# Can I attach filter to intake vent?



## ilyaz (Dec 7, 2009)

I have three 12"X12" intake vents in my house. I am curious: is it possible to attach a small furnace filter to the inside of an intake vent to have another barrier against dust? Are there filters specifically designed for intake vents? What will happen if I take a regular filter (e.g. http://www.homedepot.com/Building-M...splay?langId=-1&storeId=10051&catalogId=10053) and duct tape it to the inside of the vent cover? Thanks.


----------



## hvac122 (Dec 10, 2007)

If you already have a filter at your furnace then you do not want to double up on them. This could cause to much restriction in your ductwork for the unit to handle.


----------



## ilyaz (Dec 7, 2009)

Right now we're in the middle of a kitchen remodeling. During demolition there was a lot of dust. Unfortunately, we forgot to cover the intake vents and so our ducts are pretty dirty now, and we feel it even with MERV 11 rated furnace filter. Come spring, we'll have pollen and other crap get into the ducting too, and we have allergies. Of course we can do duct cleaning but it's expensive, requires special arrangements and can't be done as often as we change a furnace filter. If the additional filters strain the furnace and AC system, how can we calculate whether our system is powerful enough? If we decide to get a new furnace -- ours is very old -- then how much additional power should we add to account for the additional load?


----------



## hvac122 (Dec 10, 2007)

You would neeed to have a contractor come out and check the static pressure of your system and then make the call. Even if you bought a new furnace it will only work as good as your current duct system allows. Most duct systems are marginal to undersized at best so I doubt if you could do more unless you change the ducts.

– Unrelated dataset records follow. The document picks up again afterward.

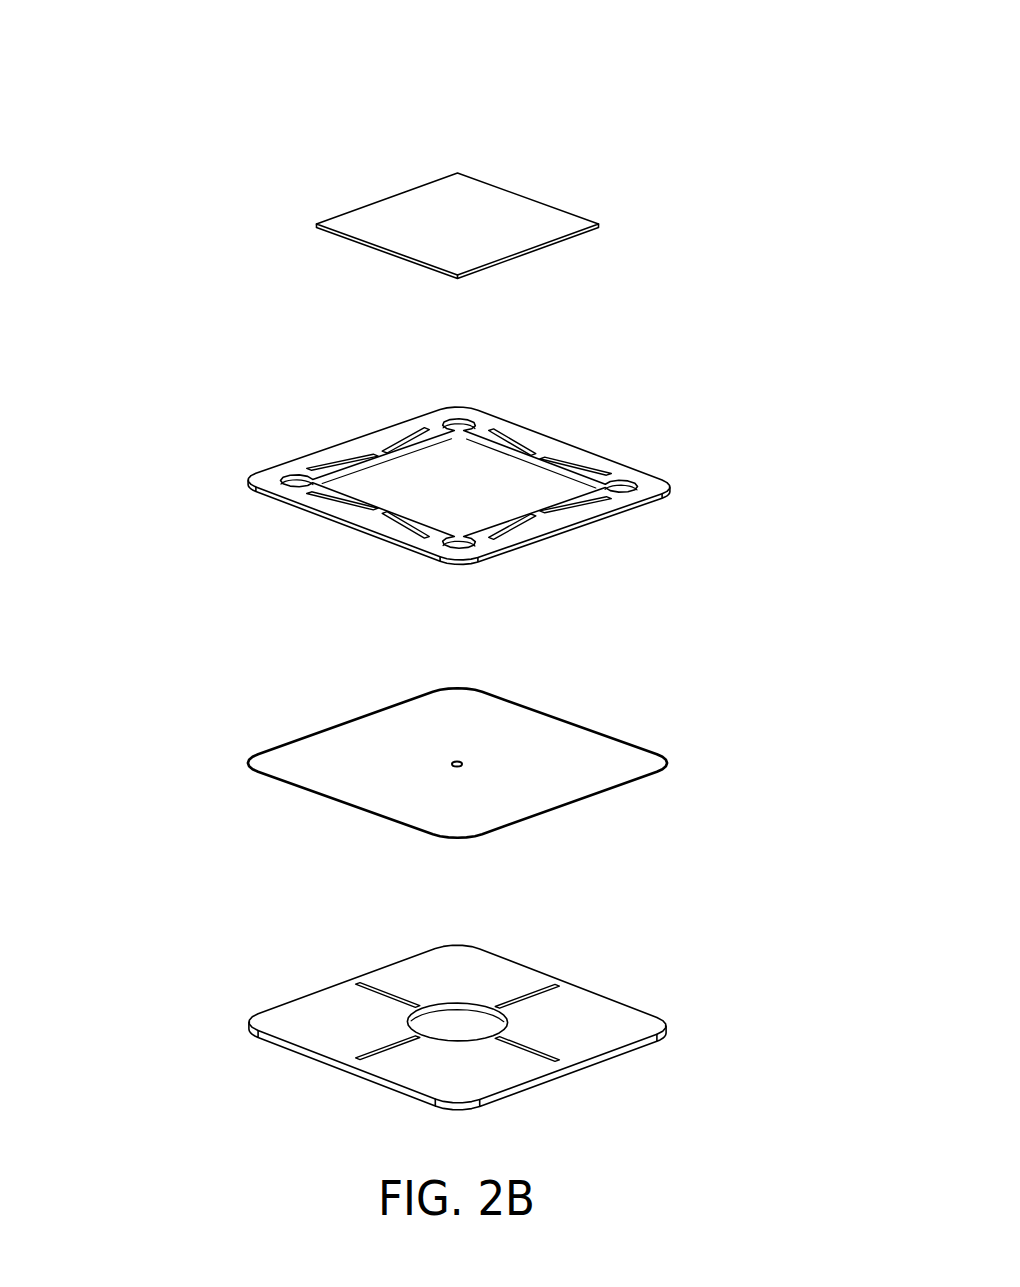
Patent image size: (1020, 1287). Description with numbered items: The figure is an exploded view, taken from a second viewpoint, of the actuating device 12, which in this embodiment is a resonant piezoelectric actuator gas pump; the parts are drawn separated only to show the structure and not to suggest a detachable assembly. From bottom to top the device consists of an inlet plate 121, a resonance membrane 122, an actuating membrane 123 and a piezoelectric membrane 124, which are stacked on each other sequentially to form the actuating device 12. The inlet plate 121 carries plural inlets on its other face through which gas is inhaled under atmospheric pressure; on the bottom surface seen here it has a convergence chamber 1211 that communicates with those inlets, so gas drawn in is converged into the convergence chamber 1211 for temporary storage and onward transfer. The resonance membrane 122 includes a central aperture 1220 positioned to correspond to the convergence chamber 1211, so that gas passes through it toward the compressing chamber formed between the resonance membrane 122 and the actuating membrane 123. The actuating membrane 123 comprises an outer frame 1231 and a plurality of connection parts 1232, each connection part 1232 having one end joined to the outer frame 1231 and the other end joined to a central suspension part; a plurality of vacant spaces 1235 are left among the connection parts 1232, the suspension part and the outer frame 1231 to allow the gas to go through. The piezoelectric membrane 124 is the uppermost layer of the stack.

The actuating device 12 is at (703, 49).
The inlet plate 121 is at (287, 1022).
The convergence chamber 1211 is at (452, 1021).
The resonance membrane 122 is at (294, 768).
The central aperture 1220 is at (467, 760).
The actuating membrane 123 is at (227, 445).
The outer frame 1231 is at (647, 483).
The connection parts 1232 is at (538, 447).
The vacant spaces 1235 is at (613, 487).
The piezoelectric membrane 124 is at (397, 218).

As far as pollen and such you would be better off sealing your house up better. Seal the attic floor and weatherstrip/caulk to stop infiltration from the outside.


----------



## beenthere (Oct 11, 2008)

If the dust is getting by a MERV 11. Then the filter isn't in right, and is leaving air bypass it. or, teh filter was out while some of the remodel was done.

When you get a new furnace. Just get a 4 or 5" media filter installed.


----------



## richiemoe (Mar 17, 2010)

Try one of these filtershttp://www.filtersfast.com/Trion-Right-Angle-Air-Cleaner-Filter.asp I installed a bunch of them, I currently have one on my house. If your return ducts are panned off in the basement just take down the panning and clean them yourself.


----------